Na área de impressão, as mudanças nas lâmpadas e os substratos reprocessados não só causam perdas de tempo, mas também aumentam o custo por unidade produzida. Quando uma lâmpada de cura por UV envelhece e sua capacidade de emissão espectral diminui, você não perde apenas velocidade de impressão; perde também a eficiência do processo de cura.
Desenvolvemos essa lâmpada de cura por UV com um único objetivo: manter uma irradiância estável por milhares de horas, para que o custo por unidade diminua, sem que a qualidade da cura seja afetada.
O que é importante, do ponto de vista técnico: Usamos lâmpadas a vapor de mercúrio de alta pressão, com controle preciso do espectro de emissão em 365 nm. A irradiância máxima alcançada é superior a 1,8 W/cm², e a densidade de energia entregue permanece acima de 1.000 mJ/cm² no substrato.

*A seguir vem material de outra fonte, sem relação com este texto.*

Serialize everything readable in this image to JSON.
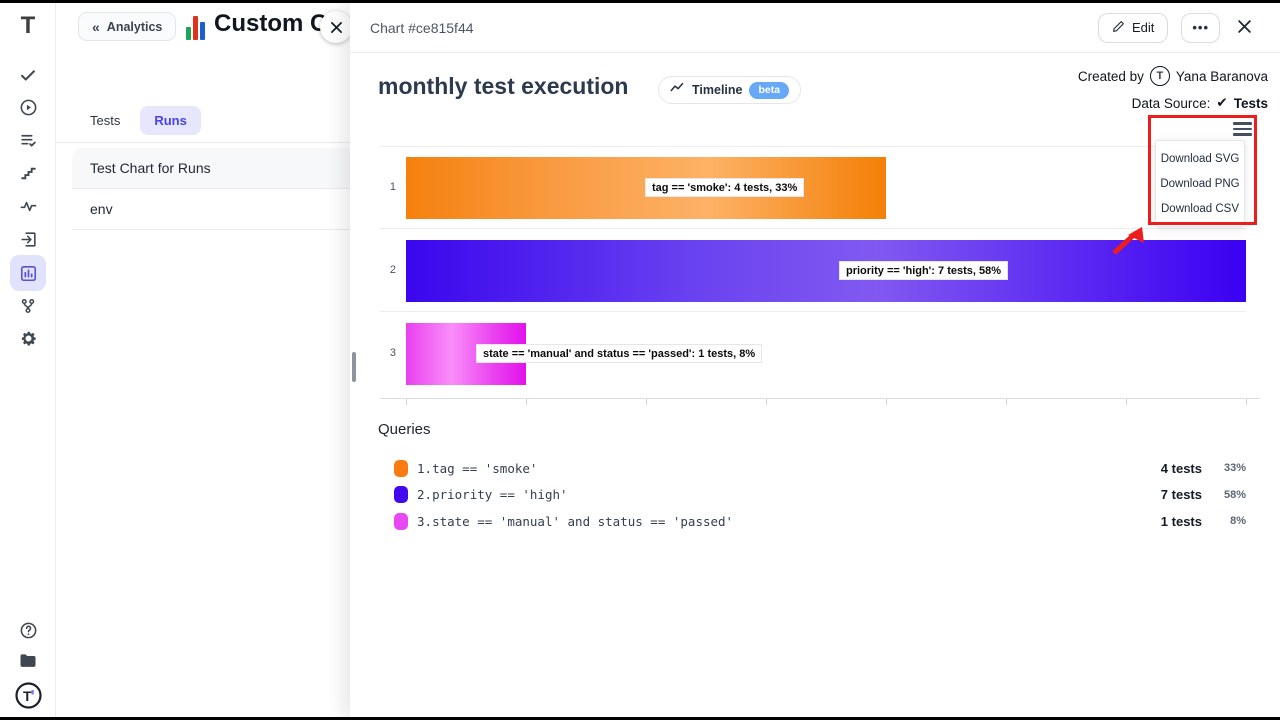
{
  "sidebar": {
    "logo_text": "T",
    "icons": [
      "check",
      "play-circle",
      "list-check",
      "steps",
      "activity",
      "import-box",
      "bar-chart",
      "git-branch",
      "gear"
    ],
    "selected_icon": "bar-chart",
    "bottom_icons": [
      "help-circle",
      "folder",
      "profile-logo"
    ]
  },
  "drawer": {
    "back_chevron": "«",
    "back_label": "Analytics",
    "title": "Custom Ch",
    "tabs": [
      {
        "label": "Tests"
      },
      {
        "label": "Runs"
      }
    ],
    "active_tab": "Runs",
    "items": [
      {
        "label": "Test Chart for Runs"
      },
      {
        "label": "env"
      }
    ]
  },
  "main": {
    "header": {
      "title": "Chart #ce815f44",
      "edit_label": "Edit",
      "more_label": "•••"
    },
    "chart_header": {
      "title": "monthly test execution",
      "timeline_label": "Timeline",
      "beta_label": "beta",
      "created_by_label": "Created by",
      "creator_avatar_text": "T",
      "creator": "Yana Baranova",
      "datasource_label": "Data Source:",
      "datasource_check": "✔",
      "datasource_value": "Tests"
    },
    "download_menu": {
      "items": [
        "Download SVG",
        "Download PNG",
        "Download CSV"
      ]
    },
    "queries": {
      "heading": "Queries",
      "rows": [
        {
          "index_label": "1.",
          "query": "tag == 'smoke'",
          "tests": "4 tests",
          "pct": "33%",
          "color": "#f97c12"
        },
        {
          "index_label": "2.",
          "query": "priority == 'high'",
          "tests": "7 tests",
          "pct": "58%",
          "color": "#4209ef"
        },
        {
          "index_label": "3.",
          "query": "state == 'manual' and status == 'passed'",
          "tests": "1 tests",
          "pct": "8%",
          "color": "#e748f1"
        }
      ]
    }
  },
  "chart_data": {
    "type": "bar",
    "orientation": "horizontal",
    "title": "monthly test execution",
    "categories": [
      "1",
      "2",
      "3"
    ],
    "values": [
      4,
      7,
      1
    ],
    "percentages": [
      33,
      58,
      8
    ],
    "bar_labels": [
      "tag == 'smoke': 4 tests, 33%",
      "priority == 'high': 7 tests, 58%",
      "state == 'manual' and status == 'passed': 1 tests, 8%"
    ],
    "series_queries": [
      "tag == 'smoke'",
      "priority == 'high'",
      "state == 'manual' and status == 'passed'"
    ],
    "colors": [
      "#f5810e",
      "#3a06ee",
      "#e940f0"
    ],
    "xlim": [
      0,
      7
    ],
    "grid": true,
    "legend_position": "bottom"
  },
  "accents": {
    "annotation_red": "#ee1d1d",
    "beta_blue": "#67a9f7",
    "selected_purple": "#e0e3fb"
  }
}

O refletor utiliza um revestimento dicróico para direcionar os raios UV de volta ao plano de trabalho, evitando que o calor infravermelho cause problemas. O invólucro de quartzo, livre de ozônio, reduz a exposição dos operadores e facilita a manutenção da lâmpada.
A vida útil da lâmpada é medida em ciclos estáveis. Observamos que ela pode funcionar por mais de 5.000 horas, com uma queda de menos de 5% na emissão de luz, pois a lâmpada e o sistema de ignição são projetados para ter uma degradação controlada – e não para atingir apenas um valor máximo, o que não seria viável no dia a dia.

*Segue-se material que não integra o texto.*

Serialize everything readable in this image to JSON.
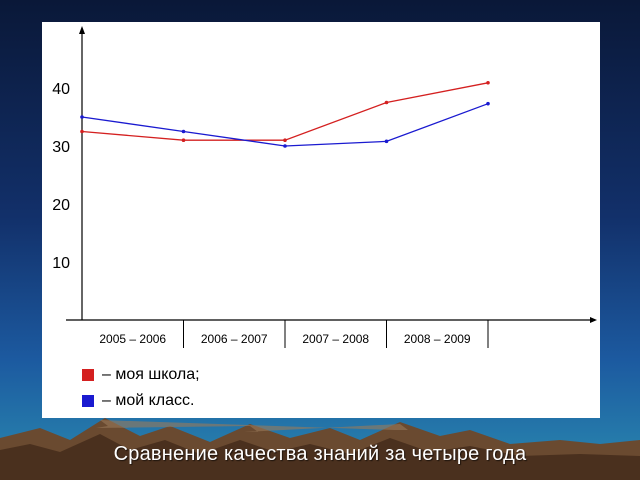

Por que isso é importante na impressão: Na impressão, é necessário curar áreas pequenas repetidamente – pontos, vernizes, marcas de registo, etc. Nesses pontos, é fundamental ter uma dose de luz consistente, para evitar problemas como aderência inadequada ou danos ao material.

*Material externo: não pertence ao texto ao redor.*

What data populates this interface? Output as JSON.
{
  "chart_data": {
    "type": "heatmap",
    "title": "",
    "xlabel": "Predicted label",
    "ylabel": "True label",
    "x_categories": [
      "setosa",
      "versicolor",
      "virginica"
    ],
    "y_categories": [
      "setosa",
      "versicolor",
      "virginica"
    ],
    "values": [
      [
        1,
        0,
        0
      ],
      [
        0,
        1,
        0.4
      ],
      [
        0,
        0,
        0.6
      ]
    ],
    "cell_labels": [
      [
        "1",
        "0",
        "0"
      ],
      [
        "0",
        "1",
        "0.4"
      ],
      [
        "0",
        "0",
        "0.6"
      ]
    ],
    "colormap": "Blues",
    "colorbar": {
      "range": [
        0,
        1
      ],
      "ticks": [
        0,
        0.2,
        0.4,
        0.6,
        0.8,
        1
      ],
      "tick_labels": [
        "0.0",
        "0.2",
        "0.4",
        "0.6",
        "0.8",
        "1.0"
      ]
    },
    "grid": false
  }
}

Uma irradiância estável permite que a impressão seja feita mais rapidamente, sem a necessidade de aumentar a potência da lâmpada. Além disso, menos trocas de lâmpadas significam menos tempo de parada e menos peças de reposição necessárias.
O resultado é menor número de produtos rejeitados, velocidade de impressão confiável e redução direta no custo por unidade produzida.
O que deve ser levado em consideração: É necessário adaptar a lâmpada ao equipamento utilizado. O tamanho da lâmpada, a geometria do refletor e a compatibilidade com o sistema de ignição devem estar alinhados com as necessidades do equipamento.
Verifique a eficácia da cura medindo a dose de luz na superfície do substrato, usando um radiômetro – e não na janela da lâmpada.
Sim, o custo inicial da lâmpada é maior do que o das lâmpadas convencionais. No entanto, esse custo é compensado pela vida útil prolongada e pela emissão de luz estável ao longo do tempo de uso.